Former Miss Universe Says She Was Told She's "Plus-Size" After Gaining Two Pounds

Paulina Vega said she wasn't offended by the term "plus-size," but it did make her think about beauty standards from a different perspective.

Miss Universe Paulina Vega from Colombia
Photo: Larry Marano/WireImage/Getty Images

When Paulina Vega was crowned Miss Universe in 2015, the Colombia native says she wanted to use her time in the spotlight to inspire women to feel beautiful from the inside out, according to People. That goal became more important than ever shortly after finishing her reign as Miss Universe when she landed a contract with a New York modeling agency.

Vega was three months into the contract when she says she was told she'd no longer be considered "a model of catwalk and editorial," and that she "was no longer among the 'skinny' and would be classified as a 'plus size' model," because she had gained weight—two pounds, to be exact.

In a blog post on her website, Vega says that the agency told her that this weight gain classified her as a "plus-size" model. As a result, she could no longer be considered for runways and editorial shoots.

"It was a 'wow' moment," she shared in her post. "I was not offended to be told [I was] 'curvy' or to go to another 'category.' It was about how strange the term PLUS SIZE was...Under what standards can someone be considered plus size? And who decides those standards?"

This isn't the first time someone has taken issue with the term. Ashley Graham, who is often labeled as "plus-size", previously opened up to us about the inherent issue with categorizing women's bodies in this way. "Why do we want to be put in a different category than all the other types of models?" she said. "No one says 'skinny model', so am I wrong for not wanting a label? I don't think so. And you know what, this younger generation of girls that are bigger and curvier, do they want to be called plus-sized at age 13 when they go to school? No. You just want to be a girl. I think it's about getting with the times."

Vega said she could have felt "disappointed" about being labeled "plus-size," but instead, she decided to turn the whole experience into an important lesson.

"It inspired me to focus on what I really love to do and build my own path," she wrote. "Above all, it taught me to be true to myself, not to let other people's ideas typecast me and to choose how I want to live my life." (

Vega, who now dedicates her work to both social activism and modeling, realized that her "dreams, passions, [and] being a better person" were far more important to her than the way she looked.
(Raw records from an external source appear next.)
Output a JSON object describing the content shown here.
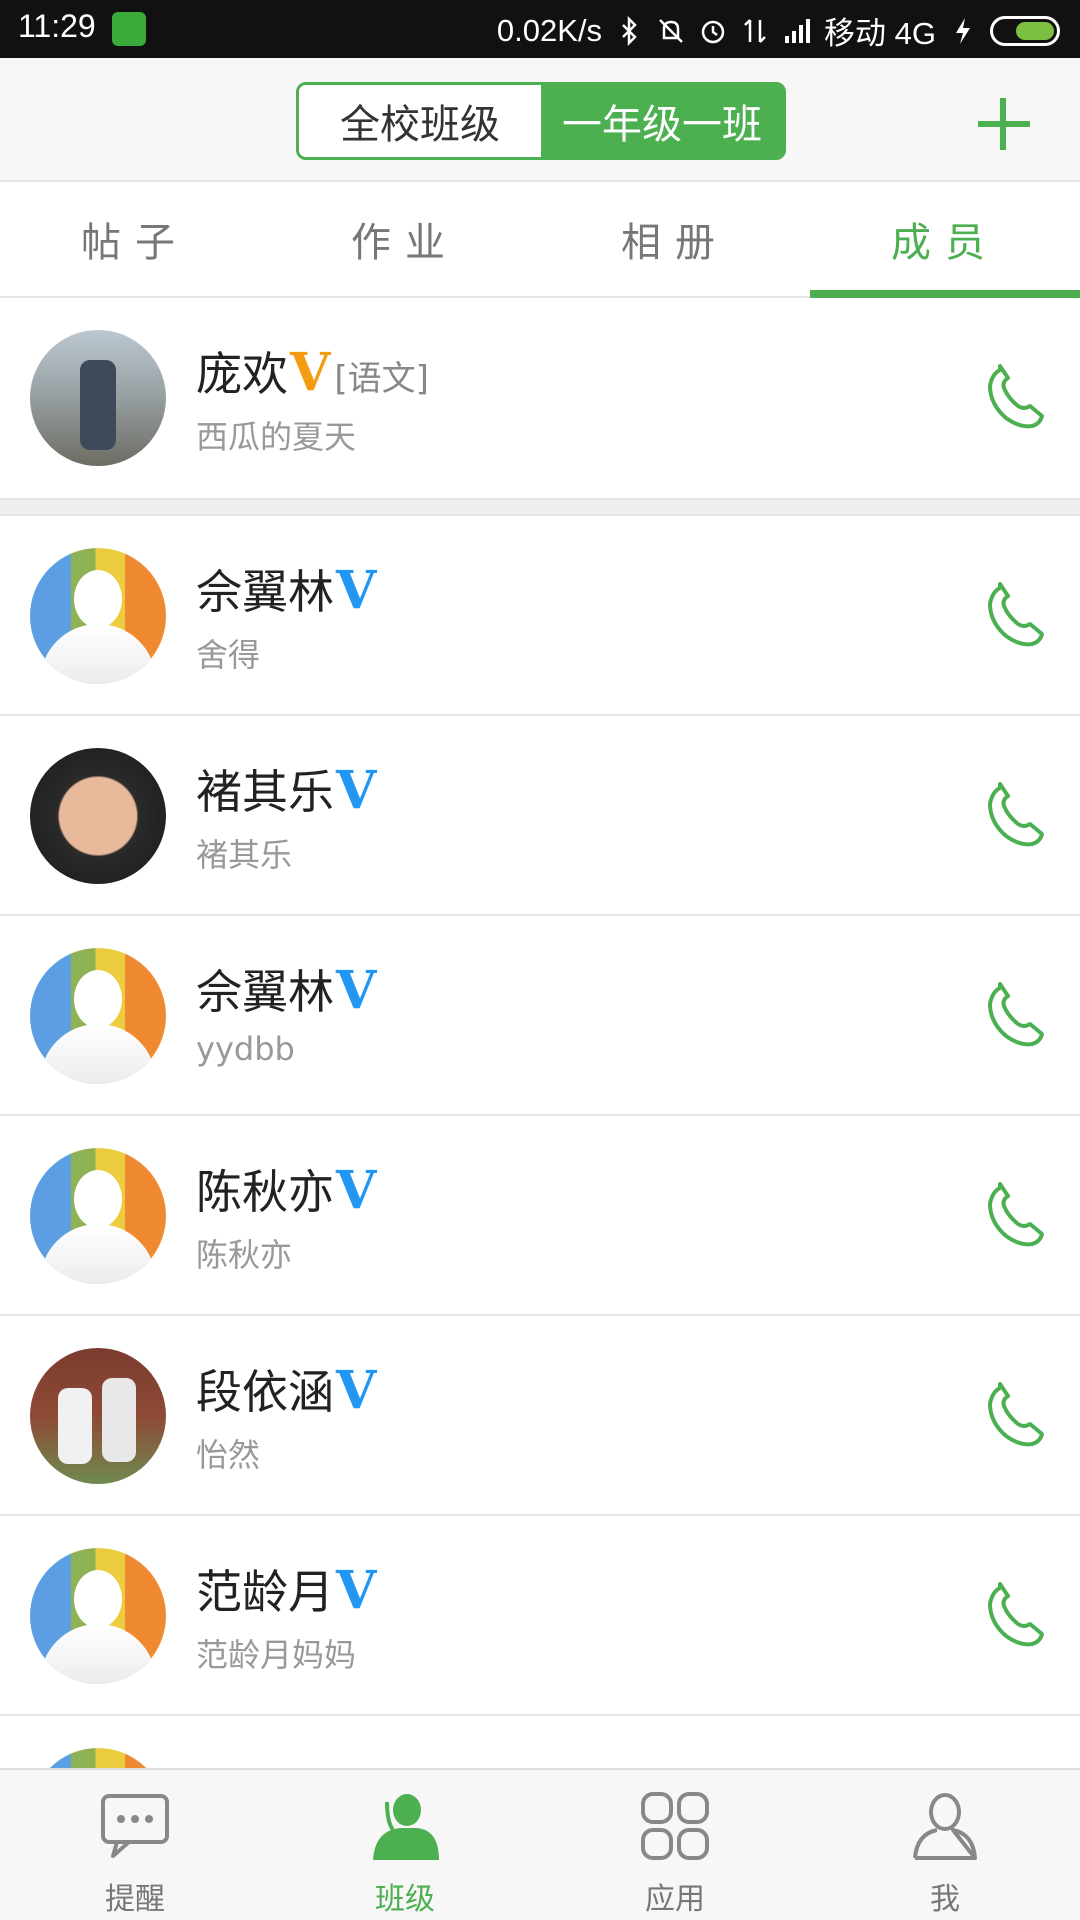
{
  "status_bar": {
    "time": "11:29",
    "network_speed": "0.02K/s",
    "carrier": "移动 4G",
    "icons": [
      "app-icon",
      "bluetooth-icon",
      "mute-icon",
      "alarm-icon",
      "data-icon",
      "signal-icon",
      "charging-icon",
      "battery-icon"
    ]
  },
  "header": {
    "segments": [
      {
        "label": "全校班级",
        "active": false
      },
      {
        "label": "一年级一班",
        "active": true
      }
    ],
    "add_icon": "plus-icon"
  },
  "tabs": [
    {
      "label": "帖子",
      "active": false
    },
    {
      "label": "作业",
      "active": false
    },
    {
      "label": "相册",
      "active": false
    },
    {
      "label": "成员",
      "active": true
    }
  ],
  "members": [
    {
      "name": "庞欢",
      "badge": "V",
      "badge_color": "#f39c12",
      "subject": "[语文]",
      "nickname": "西瓜的夏天",
      "avatar": "photo"
    },
    {
      "name": "佘翼林",
      "badge": "V",
      "badge_color": "#2196f3",
      "nickname": "舍得",
      "avatar": "default"
    },
    {
      "name": "褚其乐",
      "badge": "V",
      "badge_color": "#2196f3",
      "nickname": "褚其乐",
      "avatar": "photo"
    },
    {
      "name": "佘翼林",
      "badge": "V",
      "badge_color": "#2196f3",
      "nickname": "yydbb",
      "avatar": "default"
    },
    {
      "name": "陈秋亦",
      "badge": "V",
      "badge_color": "#2196f3",
      "nickname": "陈秋亦",
      "avatar": "default"
    },
    {
      "name": "段依涵",
      "badge": "V",
      "badge_color": "#2196f3",
      "nickname": "怡然",
      "avatar": "photo"
    },
    {
      "name": "范龄月",
      "badge": "V",
      "badge_color": "#2196f3",
      "nickname": "范龄月妈妈",
      "avatar": "default"
    }
  ],
  "bottom_nav": [
    {
      "label": "提醒",
      "icon": "chat-bubble-icon",
      "active": false
    },
    {
      "label": "班级",
      "icon": "class-person-icon",
      "active": true
    },
    {
      "label": "应用",
      "icon": "apps-grid-icon",
      "active": false
    },
    {
      "label": "我",
      "icon": "profile-icon",
      "active": false
    }
  ],
  "colors": {
    "accent": "#4caf50",
    "teacher_badge": "#f39c12",
    "member_badge": "#2196f3"
  }
}
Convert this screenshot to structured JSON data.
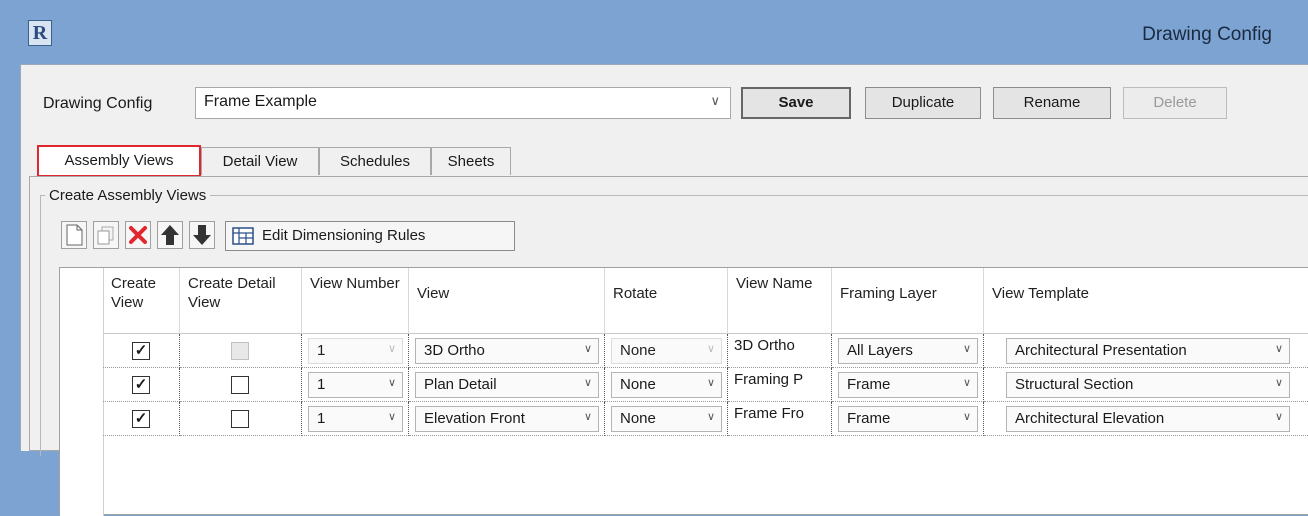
{
  "window": {
    "app_icon_letter": "R",
    "title": "Drawing Config"
  },
  "config_bar": {
    "label": "Drawing Config",
    "selected": "Frame Example",
    "buttons": {
      "save": "Save",
      "duplicate": "Duplicate",
      "rename": "Rename",
      "delete": "Delete"
    }
  },
  "tabs": [
    {
      "label": "Assembly Views",
      "active": true
    },
    {
      "label": "Detail View"
    },
    {
      "label": "Schedules"
    },
    {
      "label": "Sheets"
    }
  ],
  "group_title": "Create Assembly Views",
  "toolbar": {
    "icons": [
      "new-row-icon",
      "copy-row-icon",
      "delete-row-icon",
      "move-up-icon",
      "move-down-icon"
    ],
    "edit_dimensioning_rules": "Edit Dimensioning Rules"
  },
  "table": {
    "columns": {
      "create_view": "Create View",
      "create_detail_view": "Create Detail View",
      "view_number": "View Number",
      "view": "View",
      "rotate": "Rotate",
      "view_name": "View Name",
      "framing_layer": "Framing Layer",
      "view_template": "View Template"
    },
    "rows": [
      {
        "create_view": true,
        "create_detail_view": "disabled",
        "view_number": "1",
        "view": "3D Ortho",
        "rotate": "None",
        "view_name": "3D Ortho",
        "framing_layer": "All Layers",
        "view_template": "Architectural Presentation"
      },
      {
        "create_view": true,
        "create_detail_view": false,
        "view_number": "1",
        "view": "Plan Detail",
        "rotate": "None",
        "view_name": "Framing P",
        "framing_layer": "Frame",
        "view_template": "Structural Section"
      },
      {
        "create_view": true,
        "create_detail_view": false,
        "view_number": "1",
        "view": "Elevation Front",
        "rotate": "None",
        "view_name": "Frame Fro",
        "framing_layer": "Frame",
        "view_template": "Architectural Elevation"
      }
    ]
  },
  "colors": {
    "titlebar": "#7da3d3",
    "active_tab_highlight": "#e0262e",
    "delete_icon": "#e0262e"
  }
}
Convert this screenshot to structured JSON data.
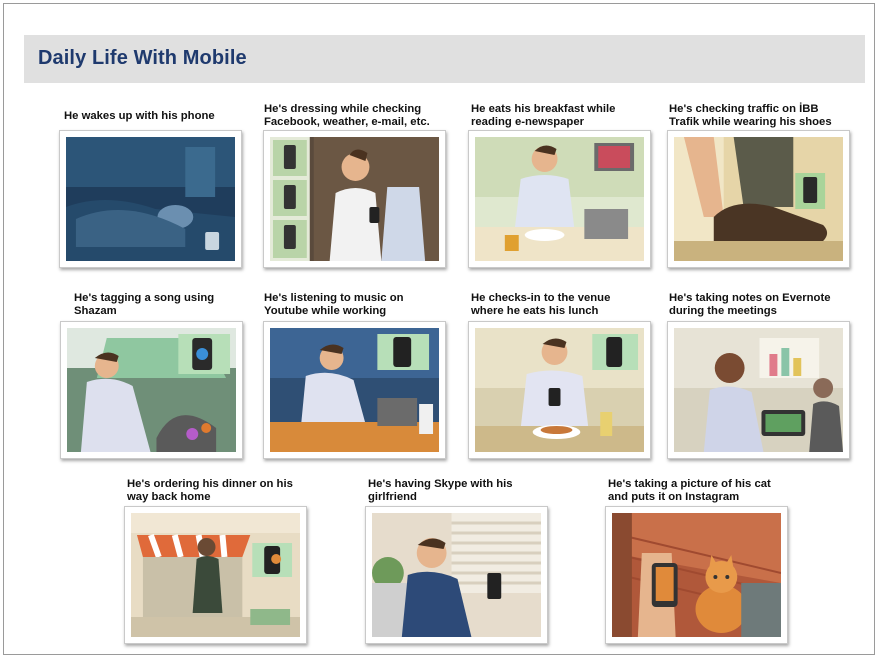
{
  "page": {
    "title": "Daily Life With Mobile"
  },
  "panels": [
    {
      "caption": "He wakes up with his phone",
      "icon": "waking-up-bedroom-scene"
    },
    {
      "caption": "He's dressing while checking\nFacebook, weather, e-mail, etc.",
      "icon": "dressing-phone-scene"
    },
    {
      "caption": "He eats his breakfast while\nreading e-newspaper",
      "icon": "breakfast-tablet-scene"
    },
    {
      "caption": "He's checking traffic on İBB\nTrafik while wearing his shoes",
      "icon": "shoes-traffic-app-scene"
    },
    {
      "caption": "He's tagging a song using\nShazam",
      "icon": "car-shazam-scene"
    },
    {
      "caption": "He's listening to music on\nYoutube while working",
      "icon": "office-youtube-scene"
    },
    {
      "caption": "He checks-in to the venue\nwhere he eats his lunch",
      "icon": "lunch-checkin-scene"
    },
    {
      "caption": "He's taking notes on Evernote\nduring the meetings",
      "icon": "meeting-evernote-scene"
    },
    {
      "caption": "He's ordering his dinner on his\nway back home",
      "icon": "street-dinner-order-scene"
    },
    {
      "caption": "He's having Skype with his\ngirlfriend",
      "icon": "home-skype-scene"
    },
    {
      "caption": "He's taking a picture of his cat\nand puts it on Instagram",
      "icon": "cat-instagram-scene"
    }
  ]
}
"Going from that state of constant exploration and growth to being again only judged by my appearance seemed ridiculous to me," she wrote. "I knew I was not in the right place."

From that day on, Vega vowed to only work with brands and organizations that share her values and don't force her to conform to "absurd measures."

"I have managed to create a balance in my career that makes me feel full," she wrote. "I believe that physical beauty cannot be everything, it cannot be the focus of your work, your priority, in everything you think and where you direct all your energy. It is not healthy. When I'm 60 years old I'm going to look very different from what I am now and if I just concentrate on that, what will become of me when that beauty disappears?" (

Vega said she feels much more secure in her self-confidence now than in the past, and she hopes that sharing this experience will inspire other women to feel the same.

"Today I feel happy because I nurture positive vibes and work in healthy environments," she wrote, ending her post. "I do not define myself by what changes: the shape of my body or my weight. Today I live according to my standards of beauty and health, and now I feel in the right place."